Never, because as I said, this is related to the Syrian people. Only the Syrian people define who’s going to be the president, when to come, and when to go. They never said a single word regarding this.
Question 15: And you’re not worried in the least about Secretary Kerry meeting Vladimir Putin and coming to an understanding in which you may have to leave power?
President Assad: No, for one reason: because their politics, I mean the Russian politics, is not based on making deals; it’s based on values. And that’s why you don’t see any achievement between them and the Americans because of different principles. The American politics are based on making deals, regardless of the values, which
is not the case for the Russians.
But of course it’s not just Russia that’s bombing your enemies; it’s the United States. Do you welcome American airstrikes against ISIS?
No, because it’s not legal. First of all, it’s not legal.
It’s not legal for Russia to do it, is it?

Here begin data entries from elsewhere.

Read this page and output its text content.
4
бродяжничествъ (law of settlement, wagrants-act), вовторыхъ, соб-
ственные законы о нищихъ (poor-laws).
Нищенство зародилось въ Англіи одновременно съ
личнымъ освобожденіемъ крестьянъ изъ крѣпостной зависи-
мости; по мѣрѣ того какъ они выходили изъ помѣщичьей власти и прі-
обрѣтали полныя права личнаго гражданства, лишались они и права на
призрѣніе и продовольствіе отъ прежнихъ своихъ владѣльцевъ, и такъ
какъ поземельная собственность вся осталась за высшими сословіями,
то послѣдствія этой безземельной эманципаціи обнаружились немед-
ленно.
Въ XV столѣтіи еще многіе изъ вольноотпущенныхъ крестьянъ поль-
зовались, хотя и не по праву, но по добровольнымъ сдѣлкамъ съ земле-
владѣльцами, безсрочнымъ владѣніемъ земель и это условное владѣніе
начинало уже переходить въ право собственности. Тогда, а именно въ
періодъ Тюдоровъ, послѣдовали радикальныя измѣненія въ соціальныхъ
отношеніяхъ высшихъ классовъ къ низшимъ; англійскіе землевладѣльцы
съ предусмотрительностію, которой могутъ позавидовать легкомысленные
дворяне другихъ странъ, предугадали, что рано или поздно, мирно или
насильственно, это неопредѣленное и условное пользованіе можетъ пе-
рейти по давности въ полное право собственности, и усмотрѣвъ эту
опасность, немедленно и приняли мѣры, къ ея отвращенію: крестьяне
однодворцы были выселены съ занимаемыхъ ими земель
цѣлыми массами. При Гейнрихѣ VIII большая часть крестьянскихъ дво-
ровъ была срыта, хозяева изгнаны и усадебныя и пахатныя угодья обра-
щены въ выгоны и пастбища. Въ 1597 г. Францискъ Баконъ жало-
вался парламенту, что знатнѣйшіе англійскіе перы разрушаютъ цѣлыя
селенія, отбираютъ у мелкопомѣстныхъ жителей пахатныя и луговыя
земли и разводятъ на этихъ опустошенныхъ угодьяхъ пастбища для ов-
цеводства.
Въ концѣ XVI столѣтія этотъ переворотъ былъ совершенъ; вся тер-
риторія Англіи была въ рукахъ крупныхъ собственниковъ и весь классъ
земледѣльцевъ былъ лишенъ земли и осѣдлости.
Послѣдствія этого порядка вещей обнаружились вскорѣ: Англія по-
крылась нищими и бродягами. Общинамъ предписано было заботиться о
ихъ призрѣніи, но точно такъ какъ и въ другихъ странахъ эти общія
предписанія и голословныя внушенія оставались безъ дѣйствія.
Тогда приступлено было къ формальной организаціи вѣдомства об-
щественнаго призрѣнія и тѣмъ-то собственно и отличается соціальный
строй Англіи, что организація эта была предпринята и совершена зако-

No, they are invited legally and formally by the Syrian government. It’s the right of any government to invite any other country to help in any issue. So, they are legal in Syria, while the Americans are not legal, with their allies, of course all of them are not legal. This is first. Second, since the Russian intervention, terrorism has been, let’s say, regressing, while before that, and during the American illegal intervention with their allies ISIS was expanding and terrorism was expanding and taking over new areas in Syria. They’re not serious. So, I cannot say I welcome the un-seriousness and to be in Syria illegally.
Thousands of missions, hundreds of airstrikes… the United States is not being serious in Syria?
President Assad: The question is not how many strikes. What is the achievement? That’s the question. The reality is telling, the reality is telling that since the beginning of the American airstrikes, terrorism has been expanding and prevailing, not vice versa. It only shrank when the Russians intervened. So, this is reality.
We have to talk about facts, it’s not only about the pro forma action that they’ve been taking.
So, American airstrikes are ineffective and counterproductive?
Yes, it is counterproductive somehow. When terrorism is growing, it is counterproductive. That’s correct.